Como nadie sabía nada de su vida, las comadres fueron tejiendo mil historias y mil leyendas. Hoy puedo asegurarles que ninguna de las dos mil eran ciertas, ni se aproximaban, siquiera, a la realidad.

Una mañana en la que Calixto se encontraba asentando el filo de su facón en una lonja de cuero que se hallaba colgada de un clavo en uno de los postes que sostenían el alero de su rancho, vio llegar un enorme auto lujoso y moderno, cuando éste frenó supo que la suerte estaba echada. Sin dejar de hacer lo que estaba haciendo lo siguió con la mirada. Tres hombres descendieron de él, vistiendo traje y corbata, lo rodearon enseguida, apuntándole con pistolas automáticas. Uno de ellos exhibía una placa con la mano izquierda mientras le gritaba que soltara el cuchillo. Se identificaron como Interpol; Calixto, como siempre, en silencio, cerró los ojos y dejó caer el fierro que se clavó justo al lado de su pie derecho, que ese día no tenía siquiera la frágil protección de una alpargata, y entrecruzó los dedos de sus manos por detrás de su cabeza.
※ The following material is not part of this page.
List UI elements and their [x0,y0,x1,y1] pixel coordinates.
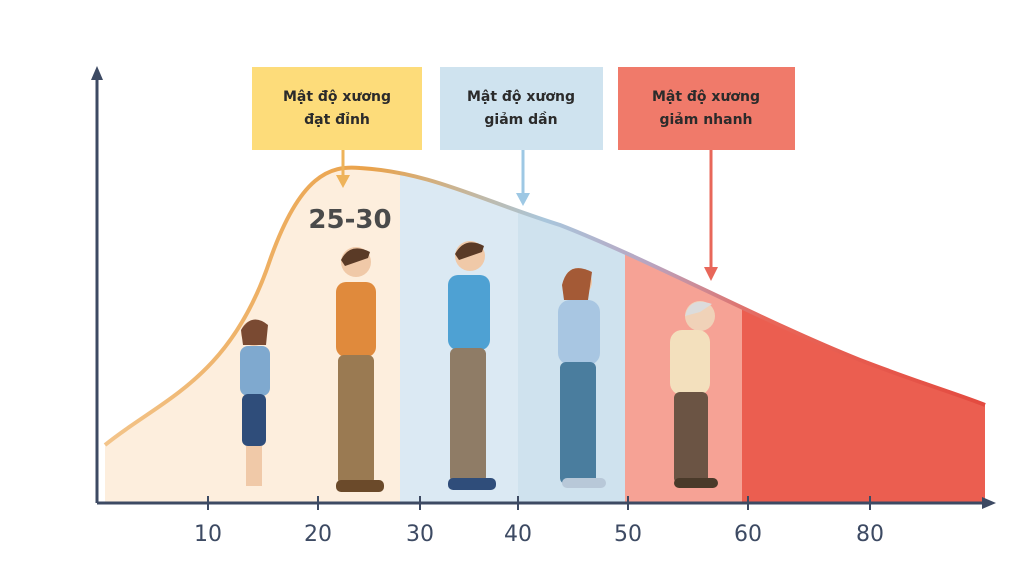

Así se lo llevaron, en silencio, y sin que nadie lo viera, después los diarios se encargaron del resto. De los ciento treinta y cinco delitos que se lo acusaba, no negó ninguno. Entre ellos había asaltos, robos a mano armada, hurto, cuatrerismo, retención ilegítima de la libertad, secuestros extorsivos y más de treinta y siete crímenes; todos detrás de las fronteras, y también se pudo probar que era el jefe de una banda de psicópatas conocida como la banda de los cuarenta locos, por su crueldad.